Recipe by dancingchef
This is a recipe my mom often made for us and I've added some extra's to it. It is so convenient to have ingredients chopped ahead of time and throw everything together when ready to cook.
Top Review by Cookin'UpNorth
I was looking for freezer meals for a food shower and decided to try this. I figured while making a meal for someone else, I'd make one for my family too. Holy smokes, does this made a ton of food. One batch made two 1.5 L casserole dishes. So when I doubled it, I got four casseroles. We ate one right out of the oven and will freeze the other three!! I used Sargentos new cheddar, tomato, jalepeno blend for the cheese to give it a little kick.
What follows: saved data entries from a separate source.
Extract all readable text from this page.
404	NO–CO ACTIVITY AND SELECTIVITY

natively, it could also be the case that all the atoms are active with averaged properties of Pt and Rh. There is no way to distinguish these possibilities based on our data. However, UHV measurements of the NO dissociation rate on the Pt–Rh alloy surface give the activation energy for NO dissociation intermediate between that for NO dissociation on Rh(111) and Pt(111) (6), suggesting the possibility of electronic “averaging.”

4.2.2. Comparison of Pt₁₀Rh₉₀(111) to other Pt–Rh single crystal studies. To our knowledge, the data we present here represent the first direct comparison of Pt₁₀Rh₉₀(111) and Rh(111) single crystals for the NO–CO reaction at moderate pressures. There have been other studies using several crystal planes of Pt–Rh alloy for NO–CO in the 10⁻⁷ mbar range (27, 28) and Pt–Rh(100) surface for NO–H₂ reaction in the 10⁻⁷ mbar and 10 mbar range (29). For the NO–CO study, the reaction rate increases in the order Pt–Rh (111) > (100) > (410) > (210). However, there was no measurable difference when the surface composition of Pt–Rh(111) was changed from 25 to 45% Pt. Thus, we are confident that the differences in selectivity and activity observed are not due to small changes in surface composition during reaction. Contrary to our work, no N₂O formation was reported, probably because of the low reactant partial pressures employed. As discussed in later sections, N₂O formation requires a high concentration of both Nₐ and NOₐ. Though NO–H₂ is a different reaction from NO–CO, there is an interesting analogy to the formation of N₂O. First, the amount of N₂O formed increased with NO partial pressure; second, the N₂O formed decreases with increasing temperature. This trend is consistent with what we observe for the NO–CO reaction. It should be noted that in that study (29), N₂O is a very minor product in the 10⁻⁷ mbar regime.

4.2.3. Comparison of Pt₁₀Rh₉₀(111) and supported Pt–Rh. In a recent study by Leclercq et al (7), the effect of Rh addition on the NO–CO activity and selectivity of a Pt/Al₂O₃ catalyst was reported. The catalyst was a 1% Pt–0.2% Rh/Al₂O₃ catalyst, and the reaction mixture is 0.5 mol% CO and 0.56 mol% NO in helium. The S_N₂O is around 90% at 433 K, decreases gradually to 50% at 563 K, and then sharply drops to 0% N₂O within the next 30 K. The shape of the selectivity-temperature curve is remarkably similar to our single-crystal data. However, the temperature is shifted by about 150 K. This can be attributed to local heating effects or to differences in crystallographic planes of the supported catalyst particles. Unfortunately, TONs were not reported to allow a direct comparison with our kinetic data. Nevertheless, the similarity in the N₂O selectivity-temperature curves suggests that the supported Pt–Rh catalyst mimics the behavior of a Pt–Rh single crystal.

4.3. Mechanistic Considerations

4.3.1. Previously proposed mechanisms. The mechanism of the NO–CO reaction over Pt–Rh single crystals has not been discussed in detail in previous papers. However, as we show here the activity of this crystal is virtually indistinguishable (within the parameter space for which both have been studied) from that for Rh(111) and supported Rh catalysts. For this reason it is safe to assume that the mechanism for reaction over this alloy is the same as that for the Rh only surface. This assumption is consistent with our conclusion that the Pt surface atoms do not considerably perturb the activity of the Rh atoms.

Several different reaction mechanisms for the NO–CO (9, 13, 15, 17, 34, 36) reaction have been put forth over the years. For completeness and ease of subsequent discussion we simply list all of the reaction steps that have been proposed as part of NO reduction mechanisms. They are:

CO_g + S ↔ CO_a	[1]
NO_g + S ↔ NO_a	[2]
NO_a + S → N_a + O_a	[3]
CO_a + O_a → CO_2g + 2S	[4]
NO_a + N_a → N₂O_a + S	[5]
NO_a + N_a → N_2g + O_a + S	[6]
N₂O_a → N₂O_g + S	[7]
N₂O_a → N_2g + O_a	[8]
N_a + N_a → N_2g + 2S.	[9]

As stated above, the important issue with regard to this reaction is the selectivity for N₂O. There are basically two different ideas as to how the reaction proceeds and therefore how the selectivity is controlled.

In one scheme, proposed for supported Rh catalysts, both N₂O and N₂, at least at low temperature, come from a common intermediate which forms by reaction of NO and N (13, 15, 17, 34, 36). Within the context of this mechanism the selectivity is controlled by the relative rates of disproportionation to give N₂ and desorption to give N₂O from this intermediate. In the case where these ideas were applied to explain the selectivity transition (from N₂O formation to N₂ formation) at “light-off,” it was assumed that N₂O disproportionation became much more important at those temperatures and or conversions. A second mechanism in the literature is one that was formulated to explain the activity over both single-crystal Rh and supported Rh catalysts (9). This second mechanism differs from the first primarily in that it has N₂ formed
Yum.
- 450 g rotini pasta
- 1 cup broccoli, chopped
- 1 (796 ml) can diced tomatoes (do not drain!)
- 1 1⁄2 cups grated sharp cheddar cheese
- 5 cooked Italian sausages, sliced (mild - hot depending on preference)
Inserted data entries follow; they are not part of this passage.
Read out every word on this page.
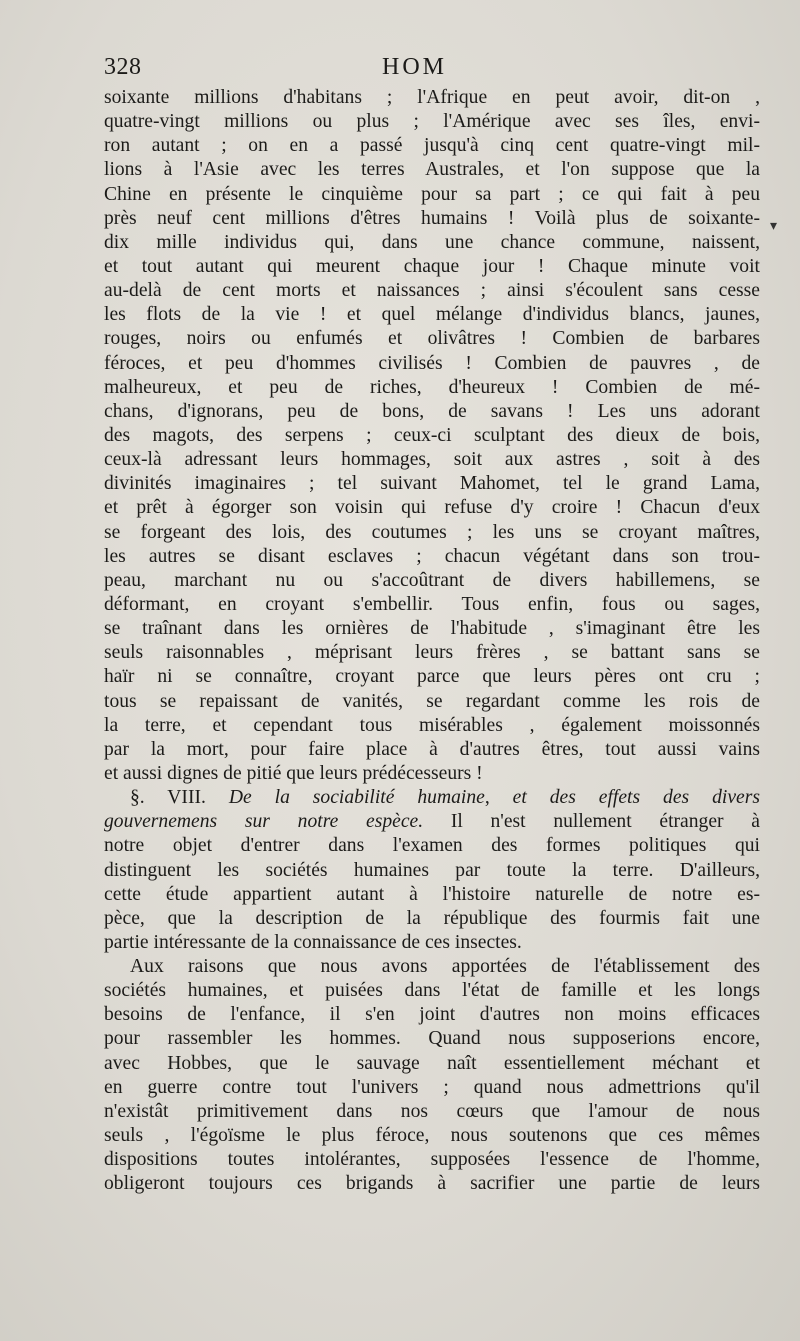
328	HOM
▾
soixante millions d'habitans ; l'Afrique en peut avoir, dit-on ,
quatre-vingt millions ou plus ; l'Amérique avec ses îles, envi-
ron autant ; on en a passé jusqu'à cinq cent quatre-vingt mil-
lions à l'Asie avec les terres Australes, et l'on suppose que la
Chine en présente le cinquième pour sa part ; ce qui fait à peu
près neuf cent millions d'êtres humains ! Voilà plus de soixante-
dix mille individus qui, dans une chance commune, naissent,
et tout autant qui meurent chaque jour ! Chaque minute voit
au-delà de cent morts et naissances ; ainsi s'écoulent sans cesse
les flots de la vie ! et quel mélange d'individus blancs, jaunes,
rouges, noirs ou enfumés et olivâtres ! Combien de barbares
féroces, et peu d'hommes civilisés ! Combien de pauvres , de
malheureux, et peu de riches, d'heureux ! Combien de mé-
chans, d'ignorans, peu de bons, de savans ! Les uns adorant
des magots, des serpens ; ceux-ci sculptant des dieux de bois,
ceux-là adressant leurs hommages, soit aux astres , soit à des
divinités imaginaires ; tel suivant Mahomet, tel le grand Lama,
et prêt à égorger son voisin qui refuse d'y croire ! Chacun d'eux
se forgeant des lois, des coutumes ; les uns se croyant maîtres,
les autres se disant esclaves ; chacun végétant dans son trou-
peau, marchant nu ou s'accoûtrant de divers habillemens, se
déformant, en croyant s'embellir. Tous enfin, fous ou sages,
se traînant dans les ornières de l'habitude , s'imaginant être les
seuls raisonnables , méprisant leurs frères , se battant sans se
haïr ni se connaître, croyant parce que leurs pères ont cru ;
tous se repaissant de vanités, se regardant comme les rois de
la terre, et cependant tous misérables , également moissonnés
par la mort, pour faire place à d'autres êtres, tout aussi vains
et aussi dignes de pitié que leurs prédécesseurs !
§. VIII. De la sociabilité humaine, et des effets des divers
gouvernemens sur notre espèce. Il n'est nullement étranger à
notre objet d'entrer dans l'examen des formes politiques qui
distinguent les sociétés humaines par toute la terre. D'ailleurs,
cette étude appartient autant à l'histoire naturelle de notre es-
pèce, que la description de la république des fourmis fait une
partie intéressante de la connaissance de ces insectes.
Aux raisons que nous avons apportées de l'établissement des
sociétés humaines, et puisées dans l'état de famille et les longs
besoins de l'enfance, il s'en joint d'autres non moins efficaces
pour rassembler les hommes. Quand nous supposerions encore,
avec Hobbes, que le sauvage naît essentiellement méchant et
en guerre contre tout l'univers ; quand nous admettrions qu'il
n'existât primitivement dans nos cœurs que l'amour de nous
seuls , l'égoïsme le plus féroce, nous soutenons que ces mêmes
dispositions toutes intolérantes, supposées l'essence de l'homme,
obligeront toujours ces brigands à sacrifier une partie de leurs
- 1 cup mushroom, cut into quarters
- 1 clove garlic
- 1⁄2 cup sliced white onion (I prefer sweet/vidalia)
- 1⁄4 cup milk
- 3⁄4 teaspoon salt
- 1⁄2 teaspoon pepper
- 1 1⁄2 cups sharp cheddar cheese
- 1 tablespoon butter or 1 tablespoon margarine
- 1⁄2 cup soda cracker
- 1⁄4 cup parmesan cheese
Directions See How It's Made
- Cook pasta according to package directions, add broccoli to water for last 3 minutes.
- Drain and set aside.
- Toss the next 9 ingredients into the pasta mixture.
- Also add 1 cup of the cheese to mixture and toss well.
- Pour into a casserole dish greased with butter.
- Top the casserole off by sprinkling rest of the cheese, soda crackers and parmesan cheese.
- Bake in oven covered for 50 minutes, then bake an additional 10 minutes uncovered.
- The leftovers freeze well.
- We freeze individual containers to take to work for lunch and pop them in the microwave.